A second benefit of opposing Pranab Mukherjee's candidacy is that it has pushed the Congress into publicly seeking assistance from the Left Front, simultaneously forcing the Left into a position where its only real options are supporting either a Congress candidate or one backed by Mamata Banerjee. Either way, it will simply reinforce Mamata Banerjee's famous jibe when she founded the Trinamool Congress, that 'the Congress is the B-team of the CPI-M'.
There are no real downsides to opposing Pranab Mukherjee. The Union finance minister is not a mass leader in West Bengal, and his only electoral victories came with support from Mamata Banerjee herself. There is no money for a 'Bengal Package'. There are, however, several benefits.
First, it pushes the CPI-M and the Congress together, leaving the anti-Marxist votes to the Trinamool Congress.
Second, ministerial berths open up for her own party if the Congress leaves her ministry.
Third, the urban youth and, just possibly, Muslims come to the Trinamool Congress side if it backs A P J Abdul Kalam whose home state is Tamil Nadu, but is arguably far more popular than Pranab Mukherjee even in West Bengal.
Speaking of Tamil Nadu, Mamata Banerjee's strategy -- dispose of the junior partner before tackling the principal foe -- is not unique.
J Jayalalithaa has done much the same in Tamil Nadu. Knowing perfectly well that her true enemy is M Karunanidhi's DMK, Jayalalithaa forged an electoral partnership with 'Captain' Vijayakanth's DMDK, and then snapped all links once she was in power.
Of course, J Jayalalithaa did so with more finesse than Mamata Banerjee, but the AIADMK chief is far more experienced.
Where does all this leave the principal actors? Mamata Banerjee had nothing to lose and potential votes to gain. The Congress jettisoned a prickly partner, but now keeps afloat thanks to the Samajwadi Party, the CPI-M, or possibly both.

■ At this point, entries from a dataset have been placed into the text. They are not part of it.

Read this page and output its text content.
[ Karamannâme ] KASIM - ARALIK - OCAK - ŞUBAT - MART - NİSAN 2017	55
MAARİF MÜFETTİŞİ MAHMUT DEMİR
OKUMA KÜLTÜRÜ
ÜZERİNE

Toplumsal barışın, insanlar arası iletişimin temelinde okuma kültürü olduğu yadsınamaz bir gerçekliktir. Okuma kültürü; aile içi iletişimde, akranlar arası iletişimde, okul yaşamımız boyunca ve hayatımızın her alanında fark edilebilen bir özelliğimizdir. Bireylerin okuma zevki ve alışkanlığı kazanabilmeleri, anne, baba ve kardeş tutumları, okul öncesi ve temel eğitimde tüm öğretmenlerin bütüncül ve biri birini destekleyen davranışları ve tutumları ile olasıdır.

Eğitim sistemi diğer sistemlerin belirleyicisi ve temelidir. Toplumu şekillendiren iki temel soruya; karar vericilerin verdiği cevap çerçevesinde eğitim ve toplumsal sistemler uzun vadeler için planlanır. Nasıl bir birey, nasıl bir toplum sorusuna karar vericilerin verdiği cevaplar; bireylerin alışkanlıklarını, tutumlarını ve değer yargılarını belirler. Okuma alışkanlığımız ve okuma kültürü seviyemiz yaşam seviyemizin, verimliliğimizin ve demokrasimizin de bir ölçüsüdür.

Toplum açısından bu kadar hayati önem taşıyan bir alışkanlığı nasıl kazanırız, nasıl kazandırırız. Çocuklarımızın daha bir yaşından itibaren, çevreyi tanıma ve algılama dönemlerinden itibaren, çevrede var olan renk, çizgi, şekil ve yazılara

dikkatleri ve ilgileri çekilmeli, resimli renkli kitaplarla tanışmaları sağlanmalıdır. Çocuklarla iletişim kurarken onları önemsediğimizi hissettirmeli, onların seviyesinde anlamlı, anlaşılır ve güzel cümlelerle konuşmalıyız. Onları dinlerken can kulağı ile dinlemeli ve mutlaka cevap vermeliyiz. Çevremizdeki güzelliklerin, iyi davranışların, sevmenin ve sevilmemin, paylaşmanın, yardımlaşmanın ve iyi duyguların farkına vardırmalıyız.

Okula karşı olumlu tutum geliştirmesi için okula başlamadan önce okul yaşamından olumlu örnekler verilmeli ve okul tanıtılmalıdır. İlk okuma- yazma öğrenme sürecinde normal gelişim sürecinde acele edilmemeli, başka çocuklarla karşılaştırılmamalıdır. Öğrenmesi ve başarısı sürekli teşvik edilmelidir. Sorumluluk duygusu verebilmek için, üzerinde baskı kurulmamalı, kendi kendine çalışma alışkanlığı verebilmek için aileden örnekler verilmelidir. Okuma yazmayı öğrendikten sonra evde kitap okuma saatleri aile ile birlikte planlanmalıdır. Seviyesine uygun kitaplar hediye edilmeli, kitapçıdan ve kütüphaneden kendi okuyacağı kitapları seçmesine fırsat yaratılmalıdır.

Does anyone believe that economic reforms will be any easier to push with Mulayam Singh Yadav peeking over Manmohan Singh's shoulder? The Samajwadi Party is now stuck with a tainted Congress -- and vice versa.
The Congress must now share the taint whenever there a violent act is committed by Samajwadi Party cadres. The Samajwadi Party must share the unpopularity if the Manmohan Singh ministry raises fuel prices.
Mulayam Singh Yadav apparently told his colleagues that he was shifting allegiance from Kalam to Pranab Mukherjee because he wanted assistance for Akhilesh Yadav's ministry in Uttar Pradesh. But can a Manmohan Singh ministry that lacked the money for West Bengal find the vastly greater funds required to keep the Samajwadi Party's voters happy?
'Emotional' is a word often hurled against Mamata Banerjee as an insult. What was more 'emotional', to cut links with a tainted partner, or to change a party's course just to keep a son's government popular?
That question will be answered in 2014 -- or, judging by Mamata Banerjee's actions, possibly even sooner.